PwC organises pre-pack deal for Travelex

PwC has been called in as administrators to the Travelex group and has completed a pre-pack deal involving a complex restructuring which will reduce the debt burden at the foreign exchange operator, but will see over 1,300 UK-based employees lose their jobs

Toby Banfield, David Kelly and Edward Macnamara of PwC have been appointed as joint administrators of Travelex Holdings Limited (THL), Travelex Ltd (TL), Travelex UK Ltd (TUK), Travelex Group Investments Ltd (TGI) and Travelex Financing (TFP). Travelex Banknotes Ltd (TBL) previously entered administration in July.
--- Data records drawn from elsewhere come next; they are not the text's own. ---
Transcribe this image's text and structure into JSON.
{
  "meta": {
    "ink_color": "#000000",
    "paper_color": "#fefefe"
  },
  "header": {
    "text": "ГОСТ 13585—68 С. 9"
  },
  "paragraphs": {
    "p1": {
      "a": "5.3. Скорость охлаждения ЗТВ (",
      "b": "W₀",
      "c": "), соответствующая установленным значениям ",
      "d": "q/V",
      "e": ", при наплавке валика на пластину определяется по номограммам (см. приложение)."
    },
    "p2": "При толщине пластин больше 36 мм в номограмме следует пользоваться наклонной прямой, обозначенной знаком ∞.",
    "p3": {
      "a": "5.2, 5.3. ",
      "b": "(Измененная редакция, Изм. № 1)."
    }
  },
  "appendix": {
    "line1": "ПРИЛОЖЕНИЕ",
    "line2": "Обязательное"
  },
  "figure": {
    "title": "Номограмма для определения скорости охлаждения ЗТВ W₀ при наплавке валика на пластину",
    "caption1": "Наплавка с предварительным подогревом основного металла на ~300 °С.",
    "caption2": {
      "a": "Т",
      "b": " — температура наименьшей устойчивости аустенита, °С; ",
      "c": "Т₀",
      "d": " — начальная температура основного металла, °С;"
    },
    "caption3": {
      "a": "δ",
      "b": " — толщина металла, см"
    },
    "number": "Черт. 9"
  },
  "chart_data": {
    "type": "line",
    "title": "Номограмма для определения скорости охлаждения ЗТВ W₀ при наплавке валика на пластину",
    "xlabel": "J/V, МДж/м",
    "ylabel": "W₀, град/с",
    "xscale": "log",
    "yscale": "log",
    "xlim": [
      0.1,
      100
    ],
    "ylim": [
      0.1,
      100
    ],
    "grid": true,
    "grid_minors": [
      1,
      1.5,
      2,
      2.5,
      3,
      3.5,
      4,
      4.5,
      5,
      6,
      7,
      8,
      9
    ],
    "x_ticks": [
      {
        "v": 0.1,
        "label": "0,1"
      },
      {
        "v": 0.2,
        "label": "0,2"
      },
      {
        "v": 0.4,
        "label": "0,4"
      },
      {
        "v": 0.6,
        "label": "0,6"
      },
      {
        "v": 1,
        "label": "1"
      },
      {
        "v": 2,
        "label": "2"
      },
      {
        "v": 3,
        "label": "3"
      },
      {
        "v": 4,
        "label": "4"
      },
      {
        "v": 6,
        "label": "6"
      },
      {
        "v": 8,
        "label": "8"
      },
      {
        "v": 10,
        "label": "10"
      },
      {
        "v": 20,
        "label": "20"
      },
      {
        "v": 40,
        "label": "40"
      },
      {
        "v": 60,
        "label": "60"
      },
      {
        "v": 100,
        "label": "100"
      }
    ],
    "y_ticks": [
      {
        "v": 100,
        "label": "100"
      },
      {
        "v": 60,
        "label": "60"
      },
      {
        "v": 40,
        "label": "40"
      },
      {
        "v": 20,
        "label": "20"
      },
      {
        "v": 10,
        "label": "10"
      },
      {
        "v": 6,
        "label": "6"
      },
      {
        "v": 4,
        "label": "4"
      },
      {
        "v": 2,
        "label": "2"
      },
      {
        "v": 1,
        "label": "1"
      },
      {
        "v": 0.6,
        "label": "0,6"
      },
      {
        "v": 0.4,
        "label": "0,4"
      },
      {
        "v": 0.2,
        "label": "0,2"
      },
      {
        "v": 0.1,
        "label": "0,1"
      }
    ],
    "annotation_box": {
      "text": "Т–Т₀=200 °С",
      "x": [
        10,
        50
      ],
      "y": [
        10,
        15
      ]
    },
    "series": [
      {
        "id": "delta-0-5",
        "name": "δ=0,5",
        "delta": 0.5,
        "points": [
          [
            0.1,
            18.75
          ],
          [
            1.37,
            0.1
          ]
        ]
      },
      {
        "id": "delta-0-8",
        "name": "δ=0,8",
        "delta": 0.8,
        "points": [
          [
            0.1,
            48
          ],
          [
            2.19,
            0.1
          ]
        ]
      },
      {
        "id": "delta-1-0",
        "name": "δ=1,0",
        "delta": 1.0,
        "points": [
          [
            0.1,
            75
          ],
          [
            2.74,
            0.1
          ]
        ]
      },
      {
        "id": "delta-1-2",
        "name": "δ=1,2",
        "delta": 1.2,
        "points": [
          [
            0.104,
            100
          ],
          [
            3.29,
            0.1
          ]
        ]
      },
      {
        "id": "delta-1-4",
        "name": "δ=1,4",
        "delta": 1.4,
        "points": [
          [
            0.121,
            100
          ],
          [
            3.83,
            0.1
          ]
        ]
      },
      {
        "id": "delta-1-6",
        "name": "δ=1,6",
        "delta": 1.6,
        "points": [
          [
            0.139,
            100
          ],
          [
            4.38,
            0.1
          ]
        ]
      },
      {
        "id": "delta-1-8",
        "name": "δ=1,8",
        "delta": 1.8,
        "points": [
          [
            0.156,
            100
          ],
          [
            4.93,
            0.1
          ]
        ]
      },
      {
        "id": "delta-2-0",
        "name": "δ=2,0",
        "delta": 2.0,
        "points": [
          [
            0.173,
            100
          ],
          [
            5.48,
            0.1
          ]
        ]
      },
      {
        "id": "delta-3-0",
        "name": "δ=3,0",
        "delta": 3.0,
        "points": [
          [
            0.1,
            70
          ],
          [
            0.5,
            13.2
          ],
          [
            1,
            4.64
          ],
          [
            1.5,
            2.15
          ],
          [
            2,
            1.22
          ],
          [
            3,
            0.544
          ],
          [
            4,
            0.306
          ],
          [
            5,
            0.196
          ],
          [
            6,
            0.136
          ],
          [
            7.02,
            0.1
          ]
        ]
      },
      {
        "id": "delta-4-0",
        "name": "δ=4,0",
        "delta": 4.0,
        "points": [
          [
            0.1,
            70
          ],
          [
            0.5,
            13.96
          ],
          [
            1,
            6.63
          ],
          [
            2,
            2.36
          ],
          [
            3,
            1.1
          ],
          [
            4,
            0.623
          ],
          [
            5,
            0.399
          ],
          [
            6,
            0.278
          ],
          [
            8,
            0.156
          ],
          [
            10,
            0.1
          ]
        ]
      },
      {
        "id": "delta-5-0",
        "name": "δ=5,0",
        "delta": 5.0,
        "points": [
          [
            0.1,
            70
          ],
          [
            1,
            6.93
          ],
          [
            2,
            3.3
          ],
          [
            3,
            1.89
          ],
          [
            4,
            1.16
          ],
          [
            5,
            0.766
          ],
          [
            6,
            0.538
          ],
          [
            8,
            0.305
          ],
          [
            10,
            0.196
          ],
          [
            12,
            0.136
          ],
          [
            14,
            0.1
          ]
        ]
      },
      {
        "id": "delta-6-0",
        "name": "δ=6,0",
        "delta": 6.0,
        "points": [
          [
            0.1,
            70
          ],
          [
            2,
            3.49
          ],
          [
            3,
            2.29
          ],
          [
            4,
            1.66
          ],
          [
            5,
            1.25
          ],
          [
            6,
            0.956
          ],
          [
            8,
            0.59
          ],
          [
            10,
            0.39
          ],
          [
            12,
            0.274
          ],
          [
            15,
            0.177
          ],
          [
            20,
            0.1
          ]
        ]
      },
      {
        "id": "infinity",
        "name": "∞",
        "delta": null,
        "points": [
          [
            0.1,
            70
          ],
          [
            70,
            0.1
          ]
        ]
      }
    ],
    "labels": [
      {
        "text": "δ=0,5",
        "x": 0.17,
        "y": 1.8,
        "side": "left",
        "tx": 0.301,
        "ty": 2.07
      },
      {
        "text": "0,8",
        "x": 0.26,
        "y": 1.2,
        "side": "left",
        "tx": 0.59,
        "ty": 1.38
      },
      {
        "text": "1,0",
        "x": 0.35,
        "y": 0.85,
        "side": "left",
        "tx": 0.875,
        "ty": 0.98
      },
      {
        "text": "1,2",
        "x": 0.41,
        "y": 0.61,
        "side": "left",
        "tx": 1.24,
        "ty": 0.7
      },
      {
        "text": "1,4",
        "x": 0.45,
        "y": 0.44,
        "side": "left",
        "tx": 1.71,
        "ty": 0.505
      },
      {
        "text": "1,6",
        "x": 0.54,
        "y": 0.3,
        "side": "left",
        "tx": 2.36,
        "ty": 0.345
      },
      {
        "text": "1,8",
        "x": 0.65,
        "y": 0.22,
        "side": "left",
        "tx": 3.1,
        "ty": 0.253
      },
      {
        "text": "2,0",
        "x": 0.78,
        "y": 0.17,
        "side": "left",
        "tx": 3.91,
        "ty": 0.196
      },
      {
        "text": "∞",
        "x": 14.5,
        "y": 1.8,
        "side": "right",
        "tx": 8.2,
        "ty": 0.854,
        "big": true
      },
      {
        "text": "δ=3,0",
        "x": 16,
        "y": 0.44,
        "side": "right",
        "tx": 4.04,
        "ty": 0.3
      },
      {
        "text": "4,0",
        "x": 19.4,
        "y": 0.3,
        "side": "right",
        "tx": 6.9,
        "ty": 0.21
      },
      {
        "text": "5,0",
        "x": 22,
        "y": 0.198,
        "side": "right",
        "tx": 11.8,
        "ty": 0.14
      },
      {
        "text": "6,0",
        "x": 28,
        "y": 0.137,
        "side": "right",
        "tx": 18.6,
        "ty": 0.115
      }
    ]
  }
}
The Travelex Group is the global market leader in cash foreign exchange services. It trades in over 80 currencies and operates in more than 50 countries, both online and through a network of over 1,000 stores including major airports, with more than 1,000 ATMs around the world.

The group also provides outsourcing services for partners including banks, supermarkets and travel agencies, extending its reach to over 60 countries.

At the start of the year, Travelex revealed it was being held to ransom by hackers demanding $5m (£3.8m) after a cyber-attack meant the business has had to turn off all computer systems and carry out processes manually.

Subsequently Travelex’s owner, FTSE 250-listed Finablr, saw its shares suspended after discovering accounting problems including $100m of undisclosed cheques.

The ongoing Covid-19 pandemic has also acutely impacted the business.

PwC said the restructuring deal has delivered £84m of new money and substantially delevered the new group. This was implemented through a pre pack administration sale of certain entities and assets to the company’s senior secured noteholders.

In the UK, the acquisition largely comprises the UK wholesale and outsourcing businesses that service major corporate and supermarket customers in addition to the UK ‘non airport’ ATM estate.

The purchaser is Travelex Acquisitionco Ltd, a special purpose vehicle controlled by the noteholders to the global Travelex Group.

However, various airport and non-airport locations have not been sold, as the majority of the UK retail business is no longer trading. This is also true of various retail and airport locations internationally.  

Toby Banfield, joint administrator and PwC director, said: ‘The completion of this transaction has safeguarded 1,802 jobs in the UK and a further 3,635 globally, and ensured the continuation of a globally recognised brand.

‘Unfortunately, as the majority of the UK retail business is no longer able to continue trading, it has regrettably resulted in 1,309 UK employees being made redundant.’

In a statement, Travelex said under the terms of the transaction, the new Travelex group will be significantly deleveraged with financial indebtedness being reduced from over £385m to £160m. Following completion of the transaction, Tony D'Souza will step down as CEO of Travelex and be replaced by turnaround specialist Donald Muir as CEO of New Travelex. 

Muir said: ‘New Travelex will have a substantially delevered capital structure, £84m of new liquidity and supportive institutional shareholders. 

‘While there is much to do, my experience in recent weeks has given me confidence that there is a strong team that is passionate about achieving a successful turnaround.

‘I share their commitment, and look forward to leading them in the delivery of our plan to ensure that we are well placed to capture the expected growth in revenues as global travel volumes return.’